With only 14 cases recorded at TCU, the school authorities have allowed some sports to resume training, an experience Matiyenga has described as odd.
“All our classes are online now, and (we) have been banned from any gatherings.
“We have started training again, but the whole experience has been weird.
“Social distancing is a must even during warm-ups; we are forced to wear masks in the gym and there are sanitisers at every corner.
“There are field markings for social distancing all over and we get questionnaires every day to see if any of us have any Covid-19 symptoms.
“It has really put a damper on the team atmosphere and camaraderie that usually characterises our training regimes,” Matiyenga said.

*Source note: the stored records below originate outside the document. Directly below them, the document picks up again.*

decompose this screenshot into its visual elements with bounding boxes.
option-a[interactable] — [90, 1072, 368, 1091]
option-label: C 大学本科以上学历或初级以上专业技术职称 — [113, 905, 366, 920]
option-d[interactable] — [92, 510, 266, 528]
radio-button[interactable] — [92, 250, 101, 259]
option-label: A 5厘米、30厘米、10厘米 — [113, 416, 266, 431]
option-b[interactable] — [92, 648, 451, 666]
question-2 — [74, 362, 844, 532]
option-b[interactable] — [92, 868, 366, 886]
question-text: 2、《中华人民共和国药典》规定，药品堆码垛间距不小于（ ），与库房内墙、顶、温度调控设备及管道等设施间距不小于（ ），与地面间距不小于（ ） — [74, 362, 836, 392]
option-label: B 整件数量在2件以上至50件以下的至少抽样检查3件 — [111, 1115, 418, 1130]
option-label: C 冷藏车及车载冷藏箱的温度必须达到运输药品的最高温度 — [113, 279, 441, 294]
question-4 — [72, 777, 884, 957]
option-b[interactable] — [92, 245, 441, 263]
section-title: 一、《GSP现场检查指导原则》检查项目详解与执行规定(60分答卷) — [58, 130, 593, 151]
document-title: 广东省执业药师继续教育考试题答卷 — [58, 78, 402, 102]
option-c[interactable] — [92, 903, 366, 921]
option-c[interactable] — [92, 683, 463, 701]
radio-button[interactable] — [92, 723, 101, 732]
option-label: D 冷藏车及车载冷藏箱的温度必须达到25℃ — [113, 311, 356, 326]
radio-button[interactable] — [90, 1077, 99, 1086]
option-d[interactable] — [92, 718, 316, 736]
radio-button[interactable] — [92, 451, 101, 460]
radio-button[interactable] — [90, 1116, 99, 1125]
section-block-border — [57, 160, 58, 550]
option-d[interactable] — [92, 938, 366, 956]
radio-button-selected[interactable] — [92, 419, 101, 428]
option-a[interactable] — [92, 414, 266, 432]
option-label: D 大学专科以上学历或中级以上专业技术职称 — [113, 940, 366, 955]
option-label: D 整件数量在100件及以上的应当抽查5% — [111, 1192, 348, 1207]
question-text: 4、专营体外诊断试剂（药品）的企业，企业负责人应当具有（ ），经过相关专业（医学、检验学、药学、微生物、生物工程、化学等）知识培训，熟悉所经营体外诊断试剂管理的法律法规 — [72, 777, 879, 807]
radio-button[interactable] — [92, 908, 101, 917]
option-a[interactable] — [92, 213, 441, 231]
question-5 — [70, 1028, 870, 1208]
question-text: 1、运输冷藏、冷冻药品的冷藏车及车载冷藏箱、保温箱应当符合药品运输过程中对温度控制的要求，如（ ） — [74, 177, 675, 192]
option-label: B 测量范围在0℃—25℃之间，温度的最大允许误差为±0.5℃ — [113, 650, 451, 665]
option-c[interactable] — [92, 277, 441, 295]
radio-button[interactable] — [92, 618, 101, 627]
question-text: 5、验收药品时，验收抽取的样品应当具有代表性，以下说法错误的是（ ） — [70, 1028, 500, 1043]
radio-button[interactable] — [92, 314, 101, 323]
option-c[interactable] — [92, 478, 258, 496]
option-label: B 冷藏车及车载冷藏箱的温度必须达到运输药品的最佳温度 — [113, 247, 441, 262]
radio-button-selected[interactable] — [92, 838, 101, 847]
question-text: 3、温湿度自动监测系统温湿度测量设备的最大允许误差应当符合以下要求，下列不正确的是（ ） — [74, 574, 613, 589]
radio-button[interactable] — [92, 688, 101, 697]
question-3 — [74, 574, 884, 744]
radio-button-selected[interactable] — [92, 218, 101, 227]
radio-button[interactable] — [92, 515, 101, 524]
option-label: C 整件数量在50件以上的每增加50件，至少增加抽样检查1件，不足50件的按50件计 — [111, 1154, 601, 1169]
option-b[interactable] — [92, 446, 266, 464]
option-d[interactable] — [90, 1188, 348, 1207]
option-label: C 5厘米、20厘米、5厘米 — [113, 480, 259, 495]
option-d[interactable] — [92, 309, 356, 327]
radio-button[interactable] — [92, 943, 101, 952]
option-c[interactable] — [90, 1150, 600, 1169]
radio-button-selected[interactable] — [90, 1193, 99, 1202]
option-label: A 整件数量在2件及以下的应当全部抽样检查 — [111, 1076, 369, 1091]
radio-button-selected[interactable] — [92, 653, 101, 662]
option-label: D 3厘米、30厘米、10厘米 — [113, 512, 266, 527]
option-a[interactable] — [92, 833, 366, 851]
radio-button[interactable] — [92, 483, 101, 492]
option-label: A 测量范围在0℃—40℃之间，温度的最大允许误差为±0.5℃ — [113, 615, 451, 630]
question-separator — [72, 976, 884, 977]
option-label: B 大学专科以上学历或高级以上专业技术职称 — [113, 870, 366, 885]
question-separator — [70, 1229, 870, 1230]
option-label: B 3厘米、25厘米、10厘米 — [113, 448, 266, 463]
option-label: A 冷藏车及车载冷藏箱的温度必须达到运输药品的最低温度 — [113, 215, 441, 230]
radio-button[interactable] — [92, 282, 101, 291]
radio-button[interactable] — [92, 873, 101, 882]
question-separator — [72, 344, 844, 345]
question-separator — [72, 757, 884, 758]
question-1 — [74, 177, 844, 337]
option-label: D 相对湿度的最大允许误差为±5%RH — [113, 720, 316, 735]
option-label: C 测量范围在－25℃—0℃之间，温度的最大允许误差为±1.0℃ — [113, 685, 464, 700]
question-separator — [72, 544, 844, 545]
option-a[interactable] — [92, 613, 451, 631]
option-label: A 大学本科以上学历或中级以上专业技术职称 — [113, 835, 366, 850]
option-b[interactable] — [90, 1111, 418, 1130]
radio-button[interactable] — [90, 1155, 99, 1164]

He admitted that he is in the dark about his season’s prospects, with most schools hesitant to commit to hosting events.
Fortunately, that is not the story for his roommate, countryman and fellow TCU student — Mapaya.
The 21-year-old is looking at competing in January, despite the fact that his first meet will be in December.
“My first event should be around December, but I am unlikely to commit as slowly I am trying to work on getting fit again and improving my technique,” he said.
“I have a heavy schedule in January and would be competing in meets every two weeks right up to June.
“I started training, personally, sometime in June and then together with my teammates last month, and hope that I will be ready in January.
“Come January, it is on,” Mapaya said.